Syllogism — University professors and doctorate degrees: Statements: • All university professors have a doctorate degree. • X is a lady professor. Conclusions to test: I. X does not have a doctorate degree. II. Only men professors have a doctorate degree. Decide which conclusion(s) logically follow(s) from the statements.

Introduction / Context:
This item tests categorical syllogism logic using a universal affirmative premise and an individual case. We must determine which stated conclusions necessarily follow from the given premises without adding outside facts or stereotypes.

Given Data / Assumptions:

• All university professors have a doctorate degree (Professor ⊆ Doctorate-holders).
• X is a professor; additionally, X is a woman ('lady professor').
• Conclusions must be necessary, not merely plausible.

Concept / Approach:
Use set inclusion. From “All professors have a doctorate,” Professor ⊆ Doctorate. Instantiating for X yields X ∈ Doctorate. The premise says nothing about gender restrictions on doctorate holders.

Step-by-Step Solution:
1) From the universal rule, every professor must have a doctorate.2) Since X is a professor, X must have a doctorate.3) Conclusion I (“X does not have a doctorate”) contradicts step 2 and therefore does not follow.4) Conclusion II (“Only men professors have a doctorate”) introduces a gender restriction not present in the premises; it does not follow.

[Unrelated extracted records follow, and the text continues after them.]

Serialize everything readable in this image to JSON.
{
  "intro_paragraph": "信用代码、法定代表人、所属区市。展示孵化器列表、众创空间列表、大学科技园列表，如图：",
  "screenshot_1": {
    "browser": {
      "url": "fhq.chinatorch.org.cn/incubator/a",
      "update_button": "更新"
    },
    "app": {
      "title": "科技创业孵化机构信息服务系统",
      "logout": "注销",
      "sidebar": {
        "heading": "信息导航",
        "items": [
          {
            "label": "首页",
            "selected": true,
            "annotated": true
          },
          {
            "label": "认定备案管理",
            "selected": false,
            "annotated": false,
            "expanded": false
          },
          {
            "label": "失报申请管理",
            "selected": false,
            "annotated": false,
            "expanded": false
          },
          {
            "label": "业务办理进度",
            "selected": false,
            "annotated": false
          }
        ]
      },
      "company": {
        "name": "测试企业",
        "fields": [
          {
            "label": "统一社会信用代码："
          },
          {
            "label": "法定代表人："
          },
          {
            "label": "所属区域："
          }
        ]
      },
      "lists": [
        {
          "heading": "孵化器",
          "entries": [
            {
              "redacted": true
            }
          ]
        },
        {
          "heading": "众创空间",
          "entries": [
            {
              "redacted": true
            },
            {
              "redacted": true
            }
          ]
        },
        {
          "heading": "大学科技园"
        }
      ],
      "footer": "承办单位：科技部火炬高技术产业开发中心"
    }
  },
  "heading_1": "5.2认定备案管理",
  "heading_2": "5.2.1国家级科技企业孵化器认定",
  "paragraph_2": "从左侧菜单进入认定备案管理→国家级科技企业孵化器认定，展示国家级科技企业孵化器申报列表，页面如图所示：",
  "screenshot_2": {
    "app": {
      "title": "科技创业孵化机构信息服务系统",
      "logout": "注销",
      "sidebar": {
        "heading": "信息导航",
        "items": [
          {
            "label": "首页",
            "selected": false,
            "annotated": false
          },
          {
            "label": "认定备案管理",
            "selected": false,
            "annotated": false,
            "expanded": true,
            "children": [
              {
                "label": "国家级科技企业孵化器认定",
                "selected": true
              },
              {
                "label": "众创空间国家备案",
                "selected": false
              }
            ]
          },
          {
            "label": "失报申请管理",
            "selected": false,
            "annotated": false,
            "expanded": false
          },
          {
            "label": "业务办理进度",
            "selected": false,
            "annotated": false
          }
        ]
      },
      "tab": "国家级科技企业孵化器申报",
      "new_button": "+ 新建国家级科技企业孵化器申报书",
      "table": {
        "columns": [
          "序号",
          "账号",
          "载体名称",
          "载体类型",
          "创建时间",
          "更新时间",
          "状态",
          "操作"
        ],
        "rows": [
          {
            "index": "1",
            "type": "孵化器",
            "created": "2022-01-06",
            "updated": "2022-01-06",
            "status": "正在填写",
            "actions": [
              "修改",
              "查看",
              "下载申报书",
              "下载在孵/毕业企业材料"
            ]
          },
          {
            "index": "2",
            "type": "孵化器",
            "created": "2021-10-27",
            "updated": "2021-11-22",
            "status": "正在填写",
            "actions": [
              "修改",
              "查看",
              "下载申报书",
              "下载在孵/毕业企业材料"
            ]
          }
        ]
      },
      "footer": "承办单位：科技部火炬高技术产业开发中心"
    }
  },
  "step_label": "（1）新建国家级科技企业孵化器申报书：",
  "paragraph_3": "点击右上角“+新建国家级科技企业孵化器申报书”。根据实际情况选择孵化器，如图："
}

Verification / Alternative check:
Construct a model where professors of any gender all have doctorates; I becomes false and II is not forced.

Why Other Options Are Wrong:
“Only I follows” is wrong because I contradicts the premise. “Only II follows” is wrong because gender is never constrained. “Both follow” is impossible (I is false).

Common Pitfalls:
Assuming extra information about gender from social context, or misreading “All” as “Only men.”

Final Answer:
Neither I nor II follows.